Monday, 30 April 2018

CHEERING THE ROYAL WEDDING (LIKE AN OBEDIENT CULT MEMBER)




ANOTHER ROYAL WEDDING, sprayed at us from every possible angle. Jammed down our throats. Average citizens blindly applauding and eating it up are, in my opinion, pretty much like a cult. Why? Because generally only in a cult do people readily accept being slaves, and actually applaud and revere the leaders who've persuaded them their being held hostage and/or committing ritual suicide is a desirable state of affairs. At very least, it's arguably a form of Stockholm Syndrome.

The same could be said of Tory voters who lack a property portfolio, a six figure salary, and/or an offshore bank account in the Cayman Islands: they're turkeys applauding Christmas.

I swear the biggest success (and arguable genius) of neo-liberal capitalism, the heir of colonialism, is that in countries like the UK and US, average struggling people actively vote for and support the individuals/groups who've actively taken all the resources from them. If you look at it objectively, it's sheer madness. But quite a feat on their part, no doubt.

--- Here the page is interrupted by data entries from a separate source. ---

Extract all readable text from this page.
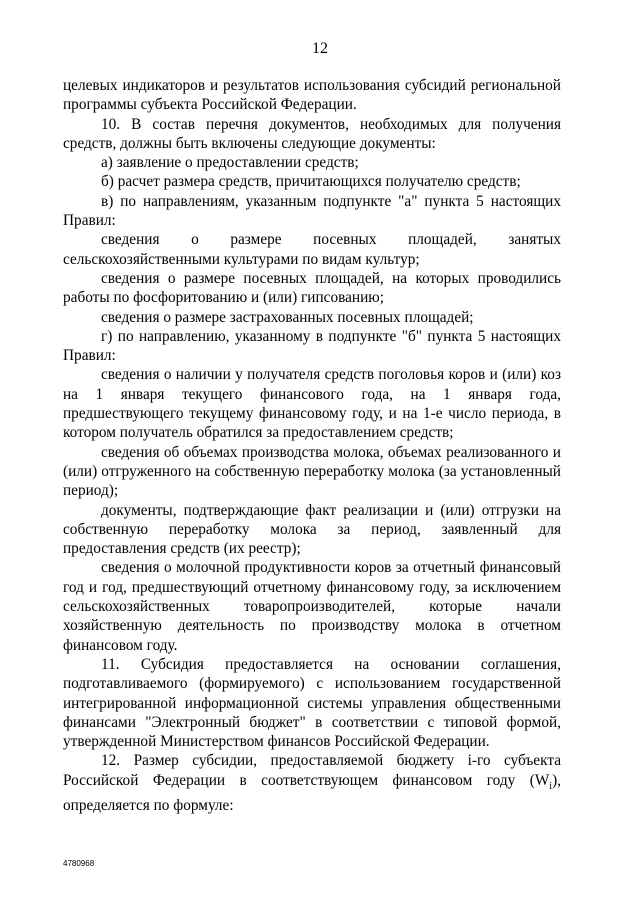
12

целевых индикаторов и результатов использования субсидий региональной программы субъекта Российской Федерации.

10. В состав перечня документов, необходимых для получения средств, должны быть включены следующие документы:

а) заявление о предоставлении средств;

б) расчет размера средств, причитающихся получателю средств;

в) по направлениям, указанным подпункте "а" пункта 5 настоящих Правил:

сведения о размере посевных площадей, занятых сельскохозяйственными культурами по видам культур;

сведения о размере посевных площадей, на которых проводились работы по фосфоритованию и (или) гипсованию;

сведения о размере застрахованных посевных площадей;

г) по направлению, указанному в подпункте "б" пункта 5 настоящих Правил:

сведения о наличии у получателя средств поголовья коров и (или) коз на 1 января текущего финансового года, на 1 января года, предшествующего текущему финансовому году, и на 1-е число периода, в котором получатель обратился за предоставлением средств;

сведения об объемах производства молока, объемах реализованного и (или) отгруженного на собственную переработку молока (за установленный период);

документы, подтверждающие факт реализации и (или) отгрузки на собственную переработку молока за период, заявленный для предоставления средств (их реестр);

сведения о молочной продуктивности коров за отчетный финансовый год и год, предшествующий отчетному финансовому году, за исключением сельскохозяйственных товаропроизводителей, которые начали хозяйственную деятельность по производству молока в отчетном финансовом году.

11. Субсидия предоставляется на основании соглашения, подготавливаемого (формируемого) с использованием государственной интегрированной информационной системы управления общественными финансами "Электронный бюджет" в соответствии с типовой формой, утвержденной Министерством финансов Российской Федерации.

12. Размер субсидии, предоставляемой бюджету i-го субъекта Российской Федерации в соответствующем финансовом году $(W_i)$, определяется по формуле:

4780968
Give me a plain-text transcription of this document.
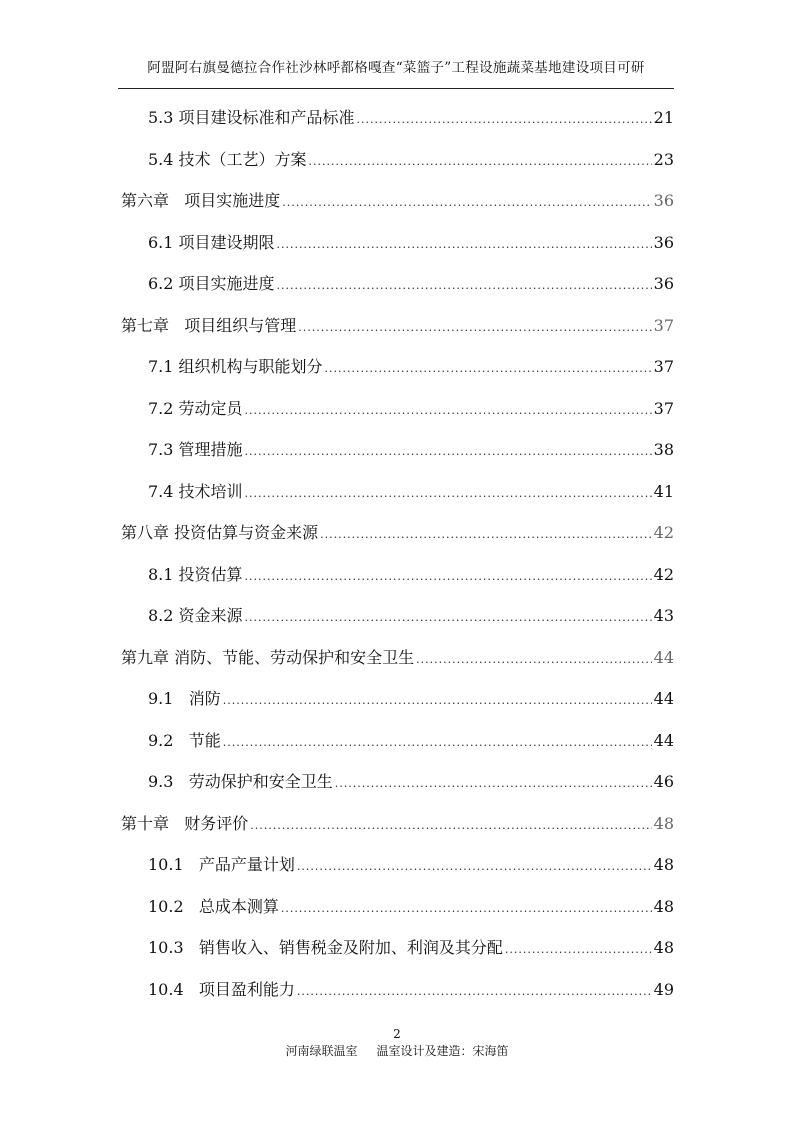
阿盟阿右旗曼德拉合作社沙林呼都格嘎查“菜篮子”工程设施蔬菜基地建设项目可研
5.3 项目建设标准和产品标准 .....	21
5.4 技术（工艺）方案 .....	23
第六章   项目实施进度 .....	36
6.1 项目建设期限 .....	36
6.2 项目实施进度 .....	36
第七章   项目组织与管理 .....	37
7.1 组织机构与职能划分 .....	37
7.2 劳动定员 .....	37
7.3 管理措施 .....	38
7.4 技术培训 .....	41
第八章 投资估算与资金来源 .....	42
8.1 投资估算 .....	42
8.2 资金来源 .....	43
第九章 消防、节能、劳动保护和安全卫生 .....	44
9.1   消防 .....	44
9.2   节能 .....	44
9.3   劳动保护和安全卫生 .....	46
第十章   财务评价 .....	48
10.1   产品产量计划 .....	48
10.2   总成本测算 .....	48
10.3   销售收入、销售税金及附加、利润及其分配 .....	48
10.4   项目盈利能力 .....	49
2
河南绿联温室     温室设计及建造：宋海笛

Somehow the upper echelons have successfully propagated the idea that only the super-rich and established political classes can, and should, govern. That huge portions of society's wealth should belong to them alone, cordoned off. That 'order' and colonial notions of 'propriety' are a worthy pursuit over and above the common good, decency, or even basic humanity.

Millionaires-in-waiting


Indeed, financially disadvantaged Brits and Americans don't see themselves as 'poor': they see themselves as millionaires-in-waiting: just a promotion, a reality show or lottery win away from being part of the club themselves. It's as if the very existence of super-rich elites who exploit society are a beacon of inspiration for them. That is what they want for themselves and their families: the big mansion house with gates to keep all the little people out. They care far less for the happiness and concerns of wider society, only the aspirations of their OWN elevation. It's every man and woman for himself: that was Thatcher's 'gift' to us.

Millions of people live and die dreaming of wealth and comfort just around the corner, never realising they deserved a bigger piece of the pie any way: just by merit of being born into free societies and wealthy economies. They live and die never realising, if they'd actually stood alongside the 'little people' they were so desperate to avoid identifying with, due to a warped sense of egotism, they may very well have led a happier and more comfortable existence. Instead, they lived as fodder for their 'betters'. In the interim, while millions continue voting for these bastards and continue the dog-eat-dog mentality, demonising socialism and 'freeloader' types (thinking themselves so much 'better'), our society and welfare state is being firebombed. The rights of average people, are being firebombed. Our jobs and industries are disappearing one by one, going online and becoming automated, and soon, certainly in decades ahead, unemployment will spiral out of control. Little people will have nothing left.

A society in which everyone is better off, with more disposable income - especially those at the more vulnerable end of the scale - would make for a much happier nation. A far less angry, hostile, bitter and resentful nation. It would be a better residence for every last one of us. There will always be rich and poor, that is the way of things, but the gap between the two, and the disproportion in volume, has become far too wide. That simply has to be addressed, before it explodes like the ticking time bomb it is. Either society will have to eventually move to a model of Universal Basic Income (UBI) for all, or those of means will have to adopt increasingly hostile and totalitarian methods to keep an ever increasing starving majority at bay. You don't need to be Nostradamus to look down the road and see that isn't going to end well, or that extreme measures will eventually be resorted to. It's an equation that simply has to balance out, one way or another, sooner or later.

Harry Windsor seems a decent enough bloke, and Meghan Markle seems alright too. But I for one cannot celebrate the vaunted wealth/superiority of princes and TV stars; certainly not while growing numbers of homeless people in the UK are veritably rounded up in skips, just to make way for their idyllic day. Not while we sit beneath the boot of a government corrupt to the core, isolating our country and forcing our economy down the toilet. (I almost got through a whole article without mentioning Brexit!) And not while our society and amenities crumble to dust, and Nationalism rises before our very eyes.

Sort all that out: then I'll cheer the bloody royal wedding. Otherwise, I'll view it as the paltry and rather insulting distraction it is.